Dans les faits, le règne d’une femme empereur répondait à des circonstances bien précises. Les femmes de la famille impériale montaient généralement sur le trône pour assurer une régence. Lorsque le successeur mâle de l’empereur était trop jeune ou que les circonstances politiques ne lui permettaient de monter sur le trône, il revenait à la femme la plus proche par le sang, la sœur ou la mère souvent, d’assurer la transition. Ce règne était prévu pour durer jusqu’à ce qu’un successeur masculin soit disponible. Ces règnes respectaient aussi la règle fondamentale de la transmission patrilinéaire (d’un père à ses enfants ou ses petits enfants) : une femme ne pouvait pas transmettre le trône à son fils sauf s’il était aussi un fils d’empereur… Cela permettait de décourager la noblesse de se marier avec une princesse impériale pour usurper le trône. Il existait donc déjà une volonté patriarcale de maintenir le pouvoir dans les mains des hommes autant que possible. Ces règles furent respectées par toutes les femmes empereurs des VI-VIIe siècles :
- Suiko (592-628), fille de l’empereur Kinmei et épouse de l’empereur Bidatsu, sœur de l’empereur Yômei, elle monta sur le trône après l’assassinat de l’empereur Sushun parce qu’elle était, par sa mère, membre du clan Soga qui dirigeait la cour impériale. Son règne permit de retarder d’une génération le choix d’un prétendant au trône et ainsi maintenir la paix.
- Kôgyoku (642-645 puis second règne sous le nom de Saimei, 655-661), épouse de l’empereur Jomei, elle abdiqua le trône en 645 à la suite de l’assassinat de Soga no Iruka, qui eut lieu en sa présence. Elle transmit le trône à son frère Kôtoku (aussi mari de la fille de Kôgyoku). Elle remonta sur le trône sous le nom de Saimei après le décès de Kôtoku jusqu’à sa mort. Son fils lui succéda sous le nom de Tenji.

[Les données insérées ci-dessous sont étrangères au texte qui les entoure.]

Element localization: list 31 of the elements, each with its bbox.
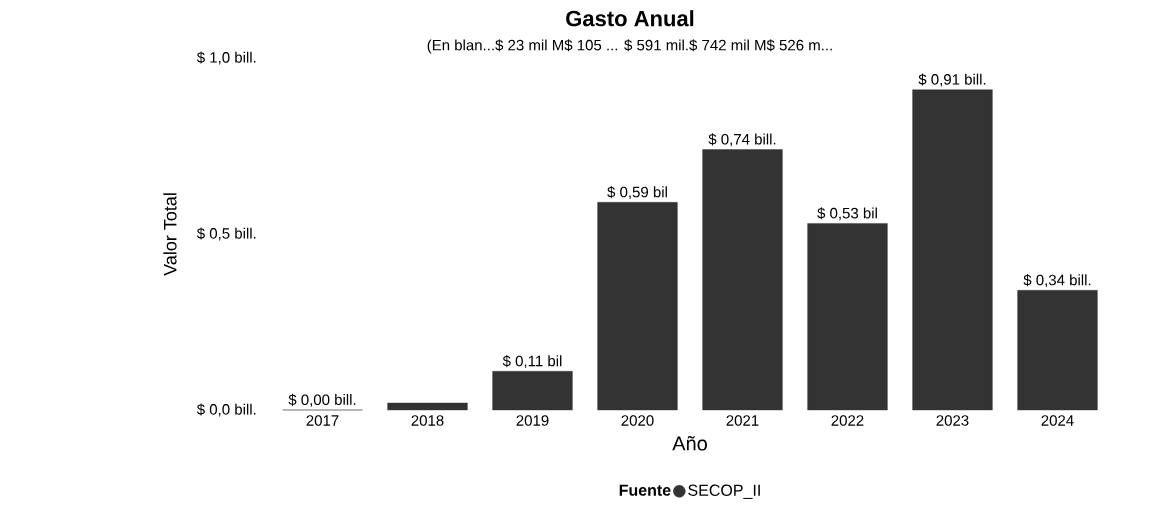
bar [702,149,783,411]
data-label: $ 0,59 bil [607,186,667,200]
x-tick-label: 2023 [936,415,969,426]
data-label: $ 0,91 bill. [918,73,986,87]
data-label: $ 0,74 bill. [708,133,776,147]
x-tick-label: 2024 [1041,415,1074,426]
data-label: $ 0,53 bil [817,207,877,221]
chart-title: Gasto Anual [566,10,694,27]
y-tick-label: $ 1,0 bill. [196,51,256,65]
legend-label: SECOP_II [688,484,760,499]
x-tick-label: 2022 [831,415,864,426]
bar [492,371,573,411]
x-tick-label: 2021 [726,415,759,426]
data-label: $ 0,34 bill. [1023,274,1091,288]
text: (En blan...$ 23 mil M$ 105 ... $ 591 mil.$ 742 mil M$ 526 m... [427,39,832,54]
x-tick-label: 2020 [621,415,654,426]
bar [912,89,993,411]
x-tick-label: 2019 [516,415,549,426]
legend-title: Fuente [619,484,671,496]
y-axis-title: Valor Total [163,193,177,276]
data-label: $ 0,00 bill. [288,393,356,407]
bar [807,223,888,411]
y-tick-label: $ 0,0 bill. [196,403,256,417]
x-tick-label: 2017 [306,415,339,426]
data-label: $ 0,11 bil [502,355,562,369]
y-tick-label: $ 0,5 bill. [196,227,256,241]
bar [597,202,678,411]
x-tick-label: 2018 [411,415,444,426]
bar [1017,290,1098,411]
x-axis-title: Año [672,436,707,451]
bar [387,402,468,411]
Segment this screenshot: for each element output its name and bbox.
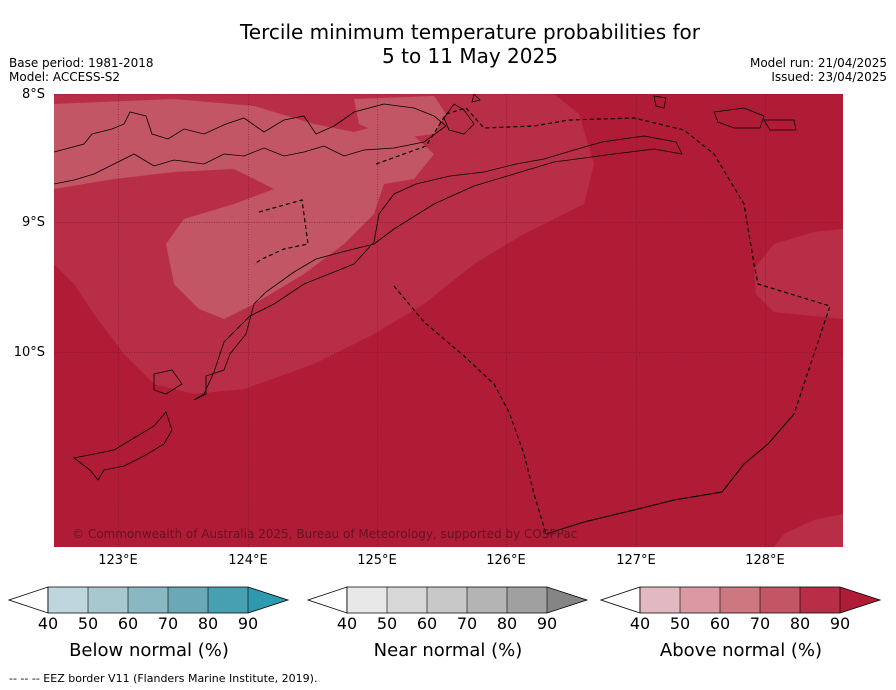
- lon-label-128e: 128°E: [745, 553, 785, 568]
- cbar3-label: Above normal (%): [659, 640, 823, 661]
- cbar2-tick: 60: [416, 614, 438, 633]
- base-period: Base period: 1981-2018: [9, 56, 154, 70]
- cbar2-seg-50: [387, 587, 427, 613]
- chart-title: Tercile minimum temperature probabilitie…: [0, 20, 896, 68]
- cbar2-tick: 70: [456, 614, 478, 633]
- cbar1-tick: 50: [77, 614, 99, 633]
- cbar3-tick: 80: [789, 614, 811, 633]
- colorbar-above-normal: [600, 586, 882, 614]
- cbar1-tick: 60: [117, 614, 139, 633]
- lat-label-8s: 8°S: [21, 87, 45, 102]
- island-w-1: [153, 369, 183, 395]
- island-ne-4: [471, 94, 481, 103]
- cbar1-label: Below normal (%): [69, 640, 229, 661]
- colorbar-below-normal: [8, 586, 290, 614]
- title-line-2: 5 to 11 May 2025: [382, 44, 558, 68]
- meta-right: Model run: 21/04/2025 Issued: 23/04/2025: [750, 56, 887, 84]
- lon-label-127e: 127°E: [616, 553, 656, 568]
- eez-footer-note: -- -- -- EEZ border V11 (Flanders Marine…: [9, 672, 318, 685]
- cbar1-tick: 40: [37, 614, 59, 633]
- cbar1-seg-60: [128, 587, 168, 613]
- cbar2-label: Near normal (%): [373, 640, 523, 661]
- cbar3-seg-60: [720, 587, 760, 613]
- cbar3-seg-50: [680, 587, 720, 613]
- band-80-90-south: [774, 514, 843, 547]
- cbar1-seg-under: [8, 586, 49, 614]
- eez-borders: [253, 107, 831, 535]
- cbar1-seg-over: [248, 587, 288, 613]
- cbar3-seg-40: [640, 587, 680, 613]
- cbar1-seg-40: [48, 587, 88, 613]
- timor-coast: [193, 135, 683, 401]
- cbar2-seg-over: [547, 587, 587, 613]
- cbar1-seg-80: [208, 587, 248, 613]
- cbar2-seg-80: [507, 587, 547, 613]
- eez-north: [375, 107, 831, 415]
- cbar1-seg-50: [88, 587, 128, 613]
- cbar2-seg-under: [307, 586, 348, 614]
- island-ne-3: [763, 119, 797, 131]
- eez-southeast: [545, 413, 795, 535]
- north-coast-1: [54, 103, 447, 185]
- title-line-1: Tercile minimum temperature probabilitie…: [239, 20, 701, 44]
- cbar3-seg-over: [840, 587, 880, 613]
- eez-timor-west: [253, 199, 309, 265]
- graticule: [54, 94, 843, 547]
- meta-left: Base period: 1981-2018 Model: ACCESS-S2: [9, 56, 154, 84]
- island-ne-2: [713, 107, 765, 129]
- cbar2-seg-40: [347, 587, 387, 613]
- lon-label-125e: 125°E: [357, 553, 397, 568]
- cbar1-tick: 70: [157, 614, 179, 633]
- lon-label-124e: 124°E: [228, 553, 268, 568]
- coastlines: [54, 94, 797, 481]
- cbar3-tick: 90: [829, 614, 851, 633]
- copyright-credit: © Commonwealth of Australia 2025, Bureau…: [72, 527, 578, 541]
- eez-south: [393, 285, 547, 535]
- lon-label-126e: 126°E: [486, 553, 526, 568]
- cbar2-tick: 90: [536, 614, 558, 633]
- band-70-80: [54, 99, 434, 319]
- lon-label-123e: 123°E: [98, 553, 138, 568]
- north-coast-2: [443, 103, 475, 135]
- lat-label-9s: 9°S: [21, 215, 45, 230]
- band-80-90-east: [754, 229, 843, 319]
- cbar2-tick: 50: [376, 614, 398, 633]
- cbar3-seg-70: [760, 587, 800, 613]
- cbar3-seg-80: [800, 587, 840, 613]
- cbar3-seg-under: [600, 586, 641, 614]
- cbar1-tick: 90: [237, 614, 259, 633]
- probability-map: [54, 94, 843, 547]
- model-run: Model run: 21/04/2025: [749, 56, 887, 70]
- cbar2-seg-70: [467, 587, 507, 613]
- colorbar-near-normal: [307, 586, 589, 614]
- cbar1-seg-70: [168, 587, 208, 613]
- lat-label-10s: 10°S: [13, 345, 45, 360]
- island-ne-1: [653, 95, 667, 109]
- cbar2-tick: 80: [496, 614, 518, 633]
- cbar2-seg-60: [427, 587, 467, 613]
- cbar3-tick: 70: [749, 614, 771, 633]
- model-name: Model: ACCESS-S2: [9, 70, 121, 84]
- cbar3-tick: 40: [629, 614, 651, 633]
- band-70-80-north: [354, 96, 446, 139]
- issued-date: Issued: 23/04/2025: [771, 70, 887, 84]
- cbar2-tick: 40: [336, 614, 358, 633]
- cbar1-tick: 80: [197, 614, 219, 633]
- island-sw: [73, 411, 173, 481]
- cbar3-tick: 60: [709, 614, 731, 633]
- cbar3-tick: 50: [669, 614, 691, 633]
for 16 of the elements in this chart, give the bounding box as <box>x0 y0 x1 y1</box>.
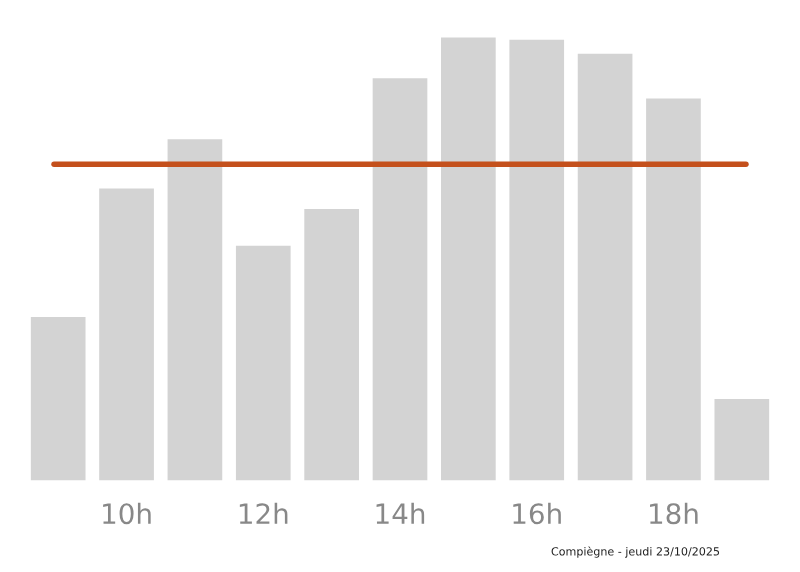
bar <box>372 78 428 481</box>
x-tick-label: 16h <box>513 502 561 525</box>
bar <box>441 37 496 481</box>
x-tick-label: 18h <box>650 502 698 525</box>
bar <box>577 53 633 481</box>
bar <box>646 98 701 481</box>
bar <box>509 39 565 481</box>
bar <box>304 208 359 481</box>
bar <box>167 139 223 481</box>
bar <box>99 188 154 481</box>
x-tick-label: 12h <box>239 502 288 524</box>
bar <box>714 398 770 481</box>
bar <box>30 317 86 481</box>
bar <box>235 245 291 481</box>
x-tick-label: 10h <box>103 502 151 525</box>
x-tick-label: 14h <box>376 502 425 524</box>
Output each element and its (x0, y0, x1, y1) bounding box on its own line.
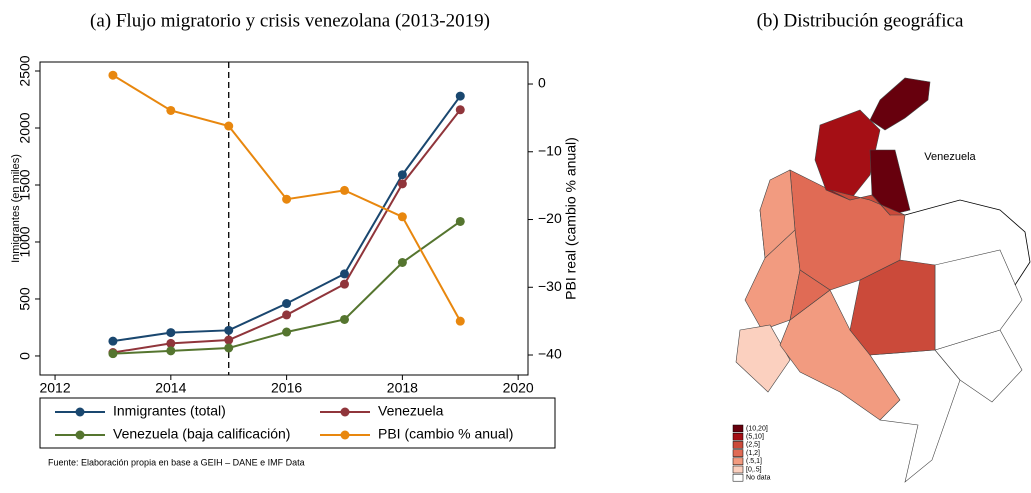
legend-marker (75, 430, 85, 440)
data-point (397, 212, 407, 222)
data-point (339, 314, 349, 324)
y2-tick-label: −40 (538, 346, 562, 362)
data-point (397, 170, 407, 180)
source-note: Fuente: Elaboración propia en base a GEI… (48, 457, 305, 467)
data-point (455, 316, 465, 326)
legend-swatch (732, 432, 744, 441)
data-point (166, 105, 176, 115)
department (934, 249, 1023, 351)
plot-frame (39, 61, 529, 376)
legend-swatch (732, 441, 744, 449)
map-title: (b) Distribución geográfica (757, 10, 964, 31)
x-tick-label: 2016 (271, 380, 302, 396)
legend-swatch (732, 424, 744, 433)
legend-frame (39, 397, 556, 449)
data-point (166, 346, 176, 356)
y2-axis-title: PBI real (cambio % anual) (563, 137, 579, 300)
legend-label: (.5,1] (746, 458, 762, 465)
legend-label: [0,.5] (746, 466, 762, 473)
data-point (282, 310, 292, 320)
x-tick-label: 2020 (503, 380, 534, 396)
data-point (282, 194, 292, 204)
y-tick-label: 2500 (17, 55, 33, 86)
y-tick-label: 2000 (17, 112, 33, 143)
data-point (455, 216, 465, 226)
legend-swatch (732, 473, 744, 482)
legend-label: (5,10] (746, 434, 764, 441)
y2-tick-label: −20 (538, 210, 562, 226)
data-point (108, 70, 118, 80)
legend-label: (1,2] (746, 450, 760, 457)
data-point (282, 299, 292, 309)
department (735, 324, 791, 393)
legend-label: Venezuela (baja calificación) (113, 426, 290, 442)
legend-label: Inmigrantes (total) (113, 403, 226, 419)
data-point (339, 279, 349, 289)
department (759, 169, 796, 259)
x-tick-label: 2012 (39, 380, 70, 396)
legend-label: (2,5] (746, 442, 760, 449)
country-label: Venezuela (924, 151, 976, 163)
y2-tick-label: −30 (538, 278, 562, 294)
data-point (108, 349, 118, 359)
legend-swatch (732, 465, 744, 474)
legend-marker (340, 407, 350, 417)
legend-marker (340, 430, 350, 440)
department (869, 149, 911, 216)
y-tick-label: 500 (17, 287, 33, 311)
data-point (339, 269, 349, 279)
data-point (224, 121, 234, 131)
data-point (455, 105, 465, 115)
legend-label: Venezuela (378, 403, 444, 419)
legend-label: No data (746, 475, 771, 482)
y-tick-label: 1500 (17, 169, 33, 200)
department (869, 77, 931, 131)
y-tick-label: 0 (17, 352, 33, 360)
y2-tick-label: 0 (538, 75, 546, 91)
data-point (224, 325, 234, 335)
data-point (455, 91, 465, 101)
chart-title: (a) Flujo migratorio y crisis venezolana… (90, 10, 490, 31)
legend-label: PBI (cambio % anual) (378, 426, 513, 442)
data-point (224, 335, 234, 345)
y-axis-title: Inmigrantes (en miles) (10, 154, 22, 263)
legend-label: (10,20] (746, 425, 768, 432)
border-outline (904, 199, 1031, 286)
legend-marker (75, 407, 85, 417)
y-tick-label: 1000 (17, 226, 33, 257)
data-point (224, 343, 234, 353)
x-tick-label: 2018 (387, 380, 418, 396)
data-point (166, 328, 176, 338)
department (814, 109, 881, 201)
legend-swatch (732, 449, 744, 457)
department (829, 189, 906, 216)
x-tick-label: 2014 (155, 380, 186, 396)
department (789, 269, 831, 321)
data-point (397, 257, 407, 267)
data-point (397, 179, 407, 189)
y2-tick-label: −10 (538, 142, 562, 158)
data-point (108, 336, 118, 346)
data-point (166, 338, 176, 348)
data-point (282, 327, 292, 337)
data-point (339, 185, 349, 195)
legend-swatch (732, 457, 744, 466)
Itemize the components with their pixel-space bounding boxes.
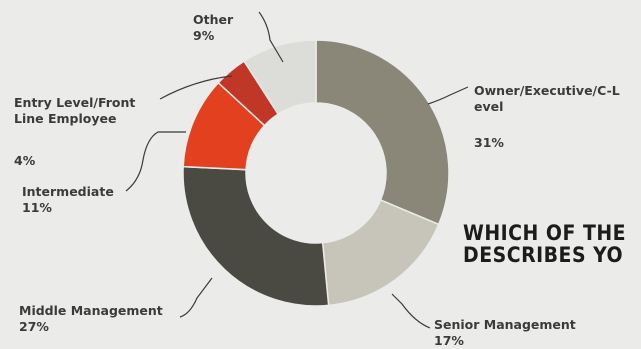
label-intermediate-name: Intermediate <box>22 184 114 199</box>
label-owner-executive: Owner/Executive/C-L evel 31% <box>474 83 620 151</box>
leader-owner-executive <box>427 86 469 105</box>
slice-other <box>243 39 317 116</box>
label-senior-name: Senior Management <box>434 317 576 332</box>
label-entry-value: 4% <box>14 153 36 168</box>
question-title-line1: WHICH OF THE <box>463 221 627 245</box>
label-senior-value: 17% <box>434 333 464 348</box>
leader-other <box>258 11 284 63</box>
label-entry-level: Entry Level/Front Line Employee <box>14 95 135 127</box>
label-middle-value: 27% <box>19 319 49 334</box>
slice-middle-management <box>182 165 330 307</box>
label-entry-name-line2: Line Employee <box>14 111 117 126</box>
label-other: Other 9% <box>193 12 233 44</box>
label-senior-management: Senior Management 17% <box>434 317 576 349</box>
label-other-name: Other <box>193 12 234 27</box>
leader-entry-level <box>159 75 233 100</box>
leader-middle-management <box>179 277 213 318</box>
label-middle-management: Middle Management 27% <box>19 303 163 335</box>
leader-intermediate <box>125 131 186 192</box>
label-intermediate-value: 11% <box>22 200 52 215</box>
slice-owner-executive <box>315 39 450 226</box>
label-middle-name: Middle Management <box>19 303 163 318</box>
label-owner-name-line1: Owner/Executive/C-L <box>474 83 620 98</box>
label-other-value: 9% <box>193 28 215 43</box>
question-title-line2: DESCRIBES YO <box>463 243 624 267</box>
leader-senior-management <box>391 293 431 329</box>
label-owner-name-line2: evel <box>474 99 504 114</box>
label-intermediate: Intermediate 11% <box>22 184 114 216</box>
label-owner-value: 31% <box>474 135 504 150</box>
label-entry-name-line1: Entry Level/Front <box>14 95 136 110</box>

- Jitô (686-697), fille de l’empereur Tenji et épouse de son oncle Tenmu, elle assura la transition en faveur de son petit-fils l’empereur Monmu.
- Genmei (707-715), fille de l’empereur Tenji, sœur de Jitô, mère de Monmu, elle monta sur le trône à la mort de son fils pour assurer la transition en faveur de son petit-fils, le futur empereur Shômu.
- Genshô (715-724), fille de la précédente, elle reprit le trône lorsque sa mère devint trop faible pour régner, toujours dans l’attente de transmettre le trône à Shômu. Ce fut le seul cas d’une femme transmettant le trône à une femme mais toujours en respectant la lignée patrilinéaire puisque le successeur désigné restait le même. Lorsqu’elle abdiqua, le trône avait été occupé par trois femmes en 40 ans.
- Kôken (749-758 puis second règne sous le nom de Shôtoku, 764-770), fille de l’empereur Shômu. En absence d’héritier direct, elle régna en attendant de pouvoir sélectionner un héritier parmi ses cousins. Elle abdiqua en faveur de son cousin Junnin mais reprit le pouvoir par la force en 764, influencée par le moine Dôkyô. Dôkyô manipula Shôtoku pour se faire nommer héritier et usurper le trône mais à la mort de Shôtoku la cour sélectionna un autre cousin éloigné.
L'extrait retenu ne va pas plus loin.